Représentés par Me Loïc CHAMPEAUX, avocat au barreau de BORDEAUX

INTIMÉES :

[Y] [M] [X]

de nationalité Française

Profession : Architecte,

demeurant [Adresse 2]

Société MUTUELLE DES ARCHITECTES FRANCAIS

société d'assurance mutuelle dont le siège social est à [Adresse 12], prise en la personne de son représentant légal domicilié en cette qualité au siège social

Représentées par Me Jean-jacques ROORYCK de la SAS AEQUO AVOCATS, avocat au barreau de BORDEAUX

EURL TECHNIC HABITAT

SARL unipersonnelle au capital social de 180.000 €, inscrite au RCS de [Localité 7] sous le n° 479 036 568, dont le siège social est situé [Adresse 3], prise en la personne de son représentant légal domicilié en cette qualité audit siège

Représentée par Me Sylvain GALINAT de la SELARL GALINAT BARANDAS, avocat au barreau de BORDEAUX

S.A. AXA FRANCE IARD

SA immatriculée au RCS de NANTERRE sous le n° 722 057 460, dont le siège social est [Adresse 4], prise en la personne de ses représentants légaux domiciliés en cette qualité audit siège

Représentée par Me Claire LE BARAZER de la SELARL AUSONE AVOCATS, avocat au barreau de BORDEAUX

et assistée de Me Amélie CAILLOL de la SCP EYQUEM BARRIERE - DONITIAN - CAILLOL, avocat au barreau de BORDEAUX

INTERVENANTE :

E.U.R.L. CABINET D'ARCHITECTURE [Y] [M] [X]

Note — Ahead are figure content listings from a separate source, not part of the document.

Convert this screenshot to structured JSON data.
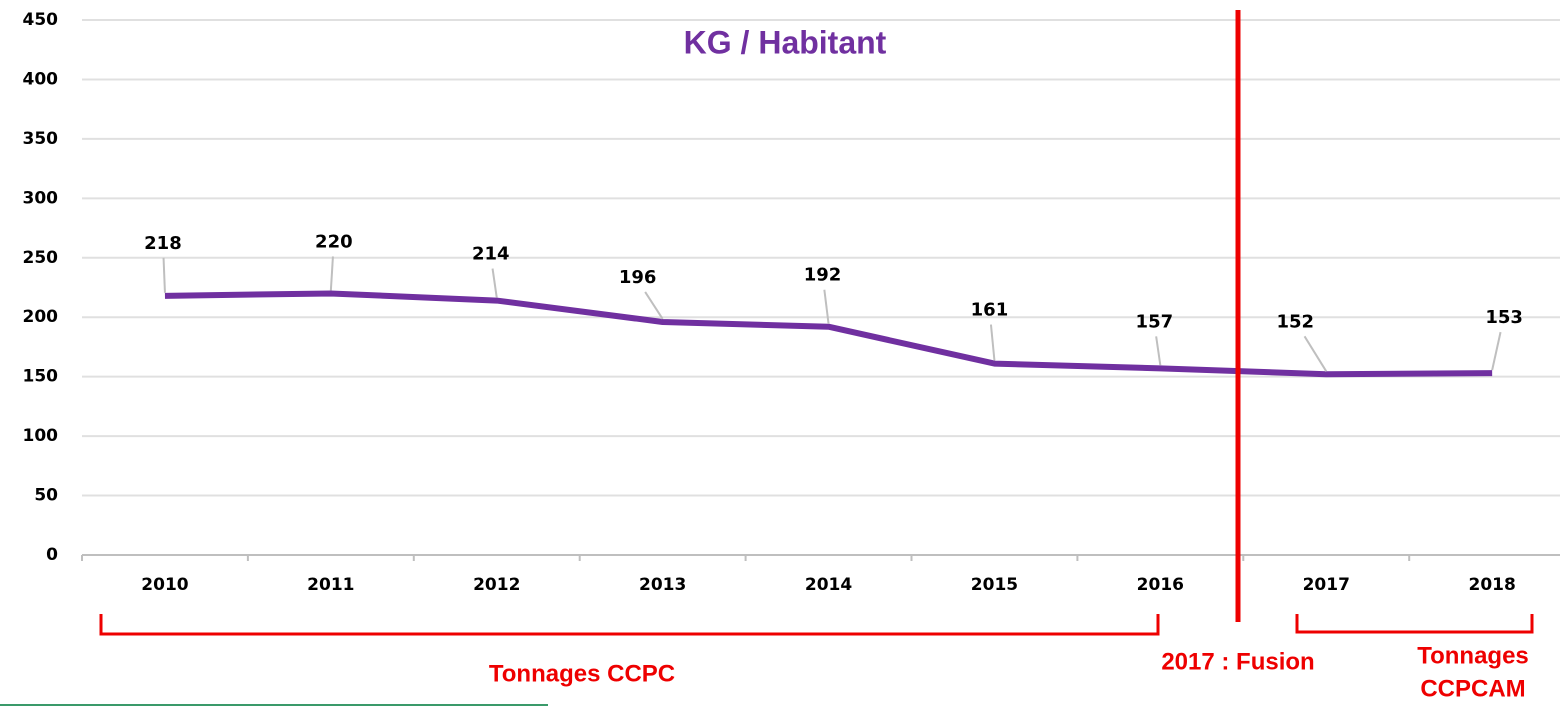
{
  "chart_data": {
    "type": "line",
    "title": "KG / Habitant",
    "categories": [
      "2010",
      "2011",
      "2012",
      "2013",
      "2014",
      "2015",
      "2016",
      "2017",
      "2018"
    ],
    "series": [
      {
        "name": "KG / Habitant",
        "color": "#7030a0",
        "values": [
          218,
          220,
          214,
          196,
          192,
          161,
          157,
          152,
          153
        ]
      }
    ],
    "ylim": [
      0,
      450
    ],
    "yticks": [
      0,
      50,
      100,
      150,
      200,
      250,
      300,
      350,
      400,
      450
    ],
    "grid": true,
    "annotations": [
      "Tonnages CCPC",
      "2017 : Fusion",
      "Tonnages",
      "CCPCAM"
    ],
    "annotation_color": "#ee0000"
  }
}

EURL (RCS [Localité 7] n° 814 924 411) dont le siège social est à [Adresse 2], prise en la personne de son représentant légal domicilié en cette qualité au siège social

Représentée par Me Jean-jacques ROORYCK de la SAS AEQUO AVOCATS, avocat au barreau de BORDEAUX

COMPOSITION DE LA COUR :

En application des dispositions des articles 805 et 907 du code de procédure civile, l'affaire a été débattue le 14 mai 2024 en audience publique, les avocats ne s'y étant pas opposés, devant Monsieur Rémi FIGEROU, Conseiller, qui a fait un rapport oral de l'affaire avant les plaidoiries,

Ce magistrat a rendu compte des plaidoiries dans le délibéré de la cour, composée de :

Monsieur Jacques BOUDY, Président,

Monsieur Alain DESALBRES, Conseiller,

Monsieur Rémi FIGEROU, Conseiller,

Greffier lors des débats : Madame Audrey COLLIN

ARRÊT :

- contradictoire

- prononcé publiquement par mise à disposition de l'arrêt au greffe de la cour, les parties en ayant été préalablement avisées dans les conditions prévues à l'article 450 alinéa 2 du code de procédure civile.

* * *

LES FAITS ET LA PROCÉDURE

Les époux [Z] ont confié à l'EURL [Y] [M]-[X], architecte, assurée à la MAF La rénovation partielle de leur maison d'habitation située chemin des moulins à [Localité 9] (Gironde) outre la construction d'une extension.

L'exécution des travaux a été confiée, selon devis accepté le 10 janvier 2011 à l'EURL Technic Habitat, assurée auprès de la SA AXA France IARD.

Aucun procès-verbal de réception n'a été signé'.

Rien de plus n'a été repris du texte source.